Monday, July 27, 2009

Thank You for Smoking (around the baby)

I volunteer at a local organization dedicated to health education for women. My specific role is to research specific health concerns as they come up in the year (August is Children's Eye Safety month - mark your calendars!). It's a fun gig because I get to learn little factoids that aren't entirely worthless. Did you know that "cataract" means "waterfall"? Did you know that Virginia is the only state to include legislation allowing breastfeeding on any state-owned property or land? The bad part about it is that I usually terrify myself into thinking that I have whatever condition I'm researching. However, I do feel pretty confident at this point that I have neither lupus nor teen pregnancy.

While researching breastfeeding, I found something slightly more disturbing than most of the conditions themselves. While advocates of breastfeeding say that it prevents many future health problems in children, it seems there is little or no conclusive evidence to support this statement. (Hannah Rosin's article in the Atlantic Monthly references 1970's studies that turned "breast-feeding advocates and formula makers into Crips and Bloods, and introduced the take-no-prisoners turf war between them that continues to this day.")

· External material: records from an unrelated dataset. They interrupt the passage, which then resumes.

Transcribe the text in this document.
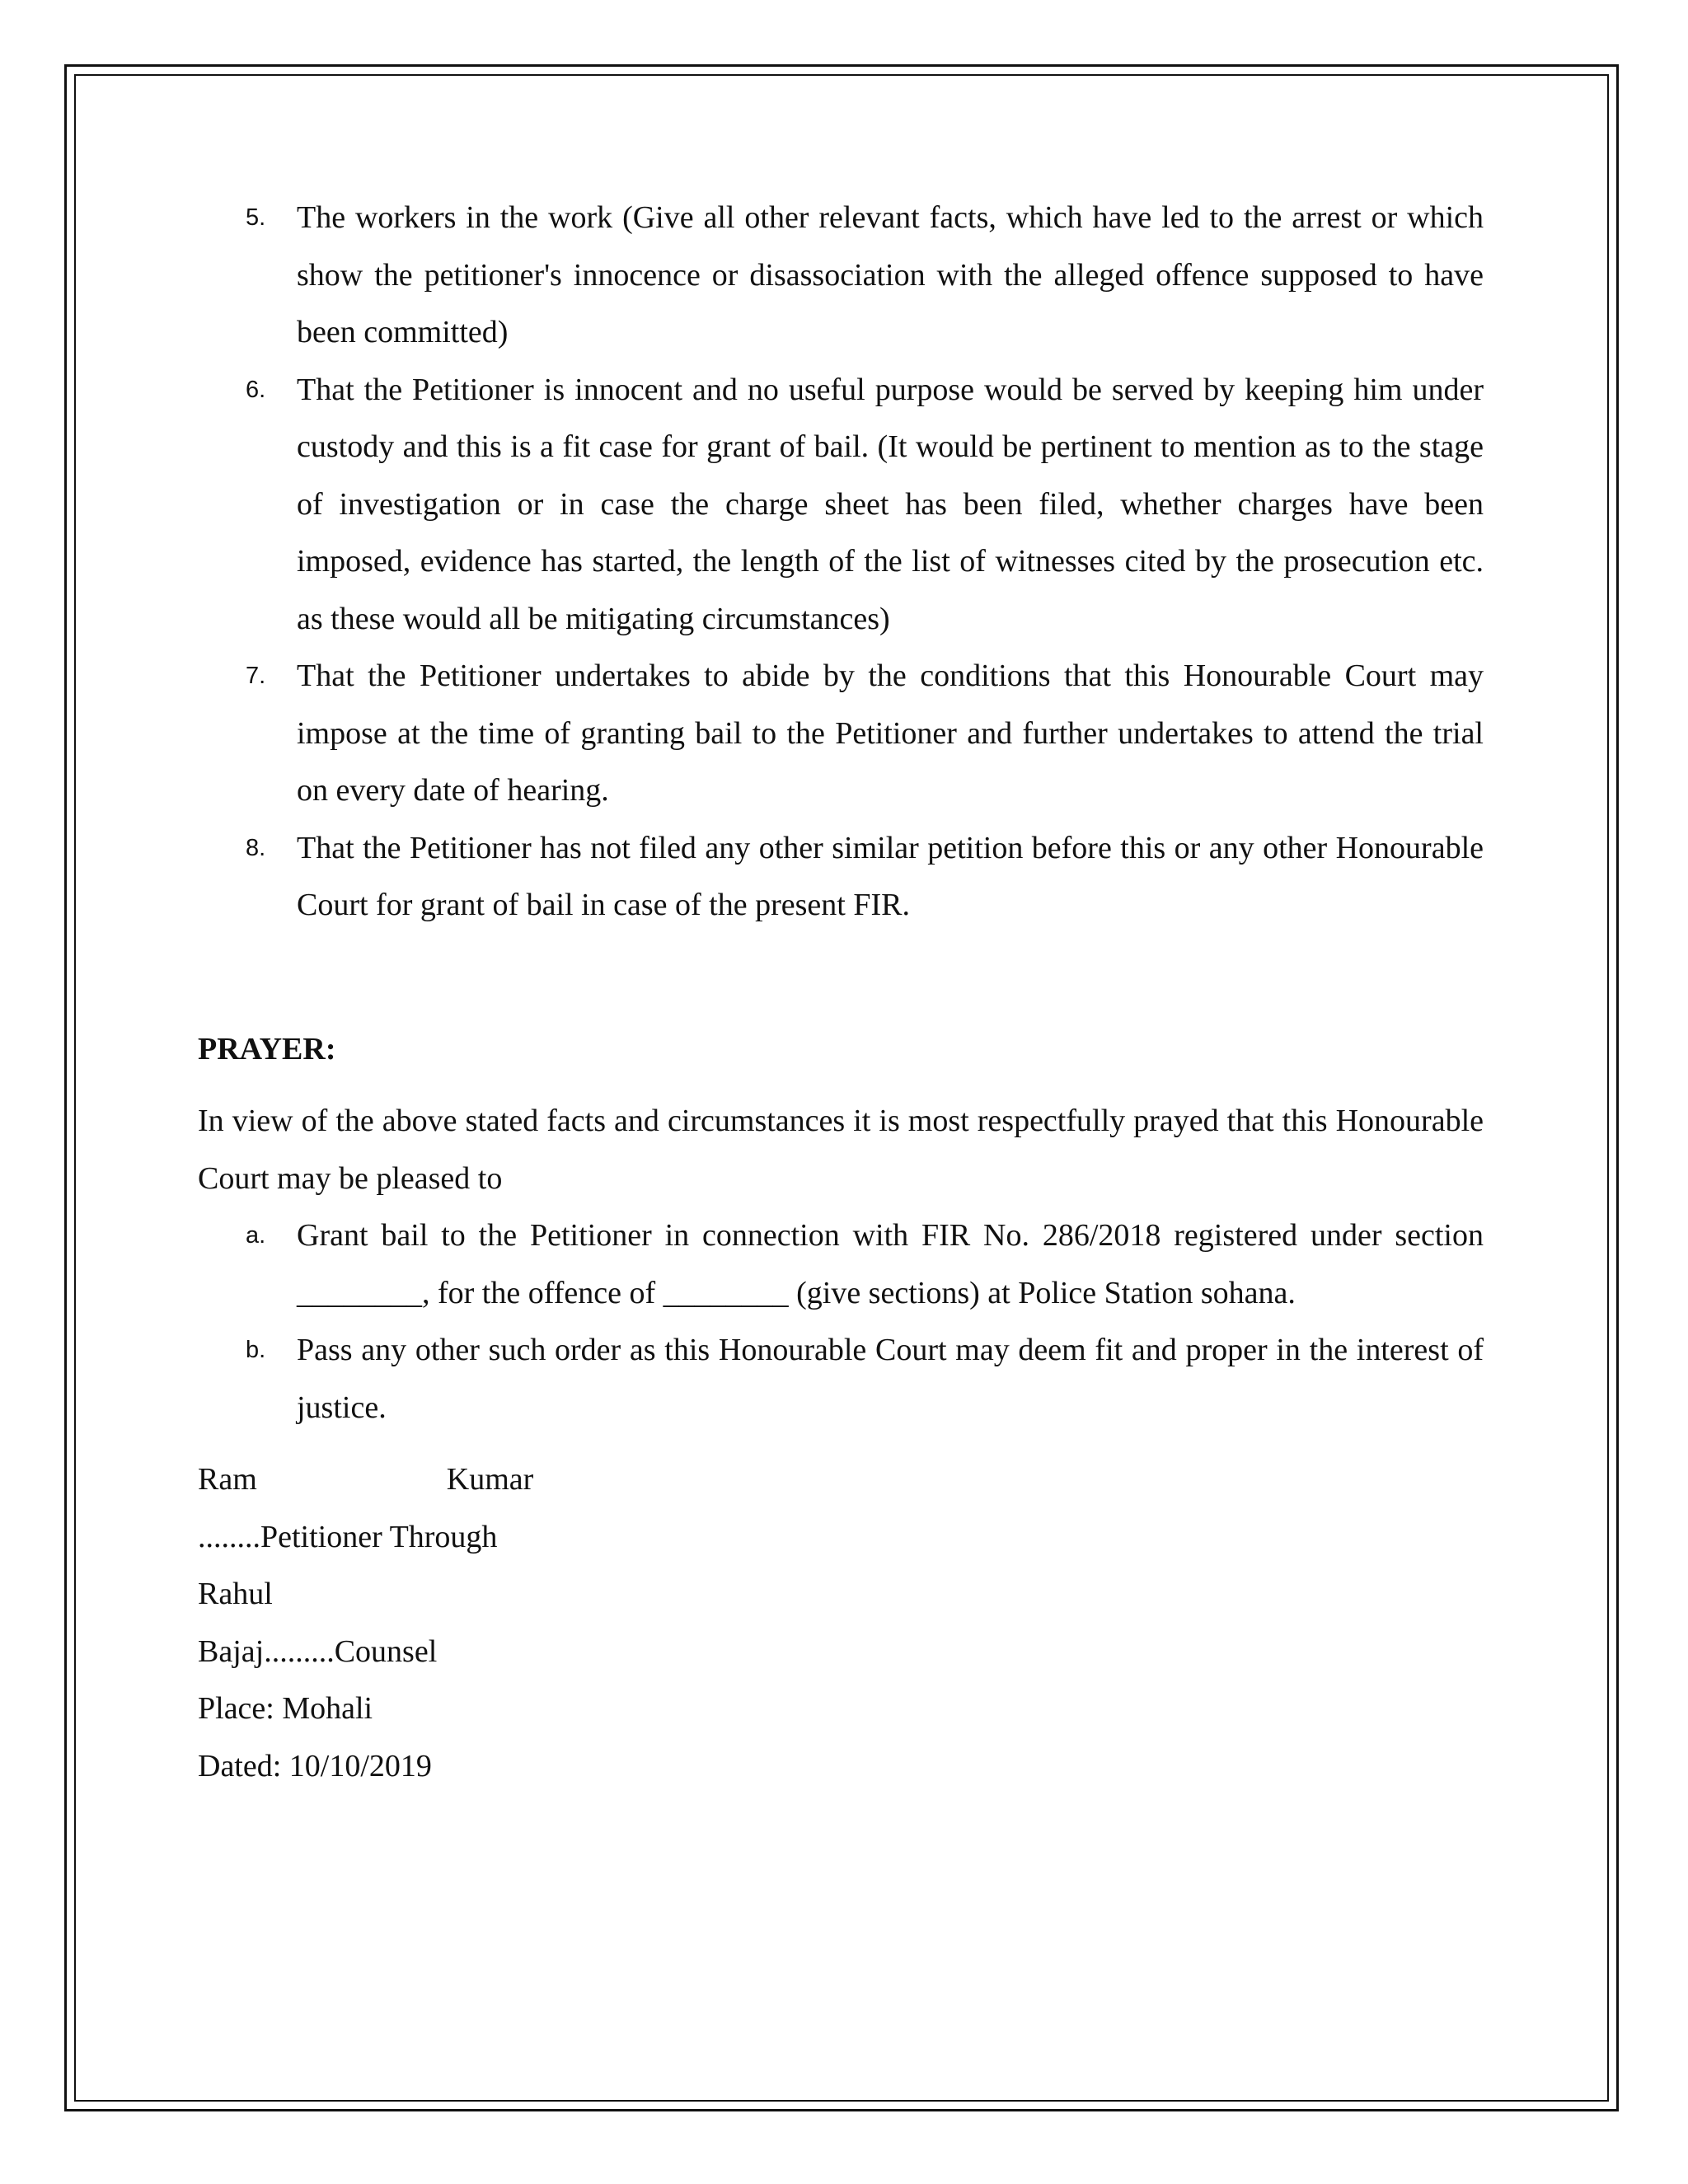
5. The workers in the work (Give all other relevant facts, which have led to the arrest or which show the petitioner's innocence or disassociation with the alleged offence supposed to have been committed)
6. That the Petitioner is innocent and no useful purpose would be served by keeping him under custody and this is a fit case for grant of bail. (It would be pertinent to mention as to the stage of investigation or in case the charge sheet has been filed, whether charges have been imposed, evidence has started, the length of the list of witnesses cited by the prosecution etc. as these would all be mitigating circumstances)
7. That the Petitioner undertakes to abide by the conditions that this Honourable Court may impose at the time of granting bail to the Petitioner and further undertakes to attend the trial on every date of hearing.
8. That the Petitioner has not filed any other similar petition before this or any other Honourable Court for grant of bail in case of the present FIR.
PRAYER:
In view of the above stated facts and circumstances it is most respectfully prayed that this Honourable Court may be pleased to
a. Grant bail to the Petitioner in connection with FIR No. 286/2018 registered under section ________, for the offence of ________ (give sections) at Police Station sohana.
b. Pass any other such order as this Honourable Court may deem fit and proper in the interest of justice.
Ram	Kumar
........Petitioner Through
Rahul
Bajaj.........Counsel
Place: Mohali
Dated: 10/10/2019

That being said, I did quadruple-take when I found this statement on the official, for-real website for the U.S. Department of Health and Human Services.

If you smoke tobacco, it is best for you and your baby if you try to quit as soon as possible. If you can't quit though, it is still better to breastfeed since your baby is at higher risk of having respiratory problems and sudden infant death syndrome (SIDS). Breastfeeding lowers the risk of both of these health problems in your baby. Be sure to smoke away from your baby and change clothes to keep your baby away from the chemicals from the smoke on your clothing.

Ah, parental responsibility. Who needs it? The excerpt goes on to say, "You should probably not allow your baby to smoke. However, if your baby wants a cigarette, please keep in mind that your baby's motor skills are not fully developed, and offer to light it for him or her. Lighting it yourself lowers the risk of accidental burn and house fires. Your baby can enjoy nicotine straight from the source, rather than diluted in your milk, and the risk of injury is drastically decreased."